Why not? The approach of creating an accessibility tree can take extra work from developers instead of it just working. It's convenient to be able to just use an image without writing alt text for it. For example in a group chat.
Or what about a chart, or an assembly or measurement diagram? Can current image recognition reliably reproduce that information?
At the end of the day, the extra work by developers is part of what it means to be a developer. If you’re not doing that work then is the end product really meeting your users’ needs?
Because this isn’t true unless you’re using a nonnative framework like Flutter. If you write your apps in HTML or native frameworks, the tree is built automatically. You only have to fiddle with it if you’re doing really custom stuff (which almost no one is).

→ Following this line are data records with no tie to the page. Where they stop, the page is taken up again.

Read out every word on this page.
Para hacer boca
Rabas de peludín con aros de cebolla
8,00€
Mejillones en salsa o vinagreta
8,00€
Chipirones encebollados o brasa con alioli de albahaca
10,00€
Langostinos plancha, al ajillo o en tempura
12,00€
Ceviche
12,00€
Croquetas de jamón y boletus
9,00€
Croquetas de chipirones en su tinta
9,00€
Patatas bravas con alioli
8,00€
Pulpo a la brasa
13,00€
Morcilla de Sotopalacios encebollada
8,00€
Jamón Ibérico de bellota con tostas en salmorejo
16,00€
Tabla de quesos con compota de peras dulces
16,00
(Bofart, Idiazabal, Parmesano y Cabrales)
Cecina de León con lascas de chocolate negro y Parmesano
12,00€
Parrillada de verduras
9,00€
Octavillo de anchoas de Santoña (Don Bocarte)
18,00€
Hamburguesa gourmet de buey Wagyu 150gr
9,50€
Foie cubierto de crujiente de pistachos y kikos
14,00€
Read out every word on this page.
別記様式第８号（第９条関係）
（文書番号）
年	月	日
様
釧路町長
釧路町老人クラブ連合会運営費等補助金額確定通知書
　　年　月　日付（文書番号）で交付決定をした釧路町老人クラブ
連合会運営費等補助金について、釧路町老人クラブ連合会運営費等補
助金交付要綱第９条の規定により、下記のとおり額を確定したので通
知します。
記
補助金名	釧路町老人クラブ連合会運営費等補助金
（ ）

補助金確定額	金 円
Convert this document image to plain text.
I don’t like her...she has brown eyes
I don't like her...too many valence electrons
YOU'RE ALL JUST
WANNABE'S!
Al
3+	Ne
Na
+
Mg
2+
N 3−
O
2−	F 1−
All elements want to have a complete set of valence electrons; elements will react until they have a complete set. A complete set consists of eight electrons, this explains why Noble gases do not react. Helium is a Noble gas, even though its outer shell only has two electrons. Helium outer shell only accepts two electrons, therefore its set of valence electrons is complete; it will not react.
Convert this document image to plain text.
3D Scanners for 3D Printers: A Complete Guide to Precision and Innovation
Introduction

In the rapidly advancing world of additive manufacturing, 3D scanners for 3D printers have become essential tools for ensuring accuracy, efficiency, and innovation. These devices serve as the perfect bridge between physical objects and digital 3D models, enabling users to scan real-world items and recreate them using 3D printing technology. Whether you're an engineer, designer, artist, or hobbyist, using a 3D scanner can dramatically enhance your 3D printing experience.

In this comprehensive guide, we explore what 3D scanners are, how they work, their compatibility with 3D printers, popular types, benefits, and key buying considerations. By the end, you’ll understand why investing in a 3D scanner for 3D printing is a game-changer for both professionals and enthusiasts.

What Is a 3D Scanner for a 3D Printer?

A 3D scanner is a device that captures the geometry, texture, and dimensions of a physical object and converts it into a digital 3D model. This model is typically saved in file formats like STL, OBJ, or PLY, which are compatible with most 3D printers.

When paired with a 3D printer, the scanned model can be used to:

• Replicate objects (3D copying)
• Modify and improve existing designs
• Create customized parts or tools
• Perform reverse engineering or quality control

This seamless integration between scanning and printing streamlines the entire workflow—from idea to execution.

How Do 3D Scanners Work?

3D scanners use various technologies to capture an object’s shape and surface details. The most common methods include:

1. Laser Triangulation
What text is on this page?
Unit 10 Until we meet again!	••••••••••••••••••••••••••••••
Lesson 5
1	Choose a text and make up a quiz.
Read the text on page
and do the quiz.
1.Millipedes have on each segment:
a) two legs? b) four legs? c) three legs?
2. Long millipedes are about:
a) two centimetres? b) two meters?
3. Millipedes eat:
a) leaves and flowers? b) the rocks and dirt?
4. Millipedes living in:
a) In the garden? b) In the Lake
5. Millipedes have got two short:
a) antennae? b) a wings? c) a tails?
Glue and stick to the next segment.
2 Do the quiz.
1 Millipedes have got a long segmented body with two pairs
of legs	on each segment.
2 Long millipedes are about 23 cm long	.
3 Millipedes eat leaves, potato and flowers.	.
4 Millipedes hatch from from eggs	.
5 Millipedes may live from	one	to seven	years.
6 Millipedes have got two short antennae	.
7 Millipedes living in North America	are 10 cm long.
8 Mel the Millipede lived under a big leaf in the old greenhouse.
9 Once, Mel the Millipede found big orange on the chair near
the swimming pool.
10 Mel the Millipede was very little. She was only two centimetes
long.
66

You can't "just OCR stuff" without losing all the visual meaning in a page. Just like we use borders and paddings and colors to hierarchize information, screenreaders use an information hierarchy too so users can conveniently navigate around.
Of course i don't know that it is possible, it could be impossible, i'm just having the impression that there hasn't been much effort towards that approach. And TBH it kinda feels like it'd be much better to have a solution that works with "everything" without that "everything" knowing about it (or at least with very little participation from that).
Also FWIW i often use a "simple" web browser like Dillo or Elinks to read articles since it bypasses all the cruft and the usual suspect for making things unreadable isn't CSS but JavaScript.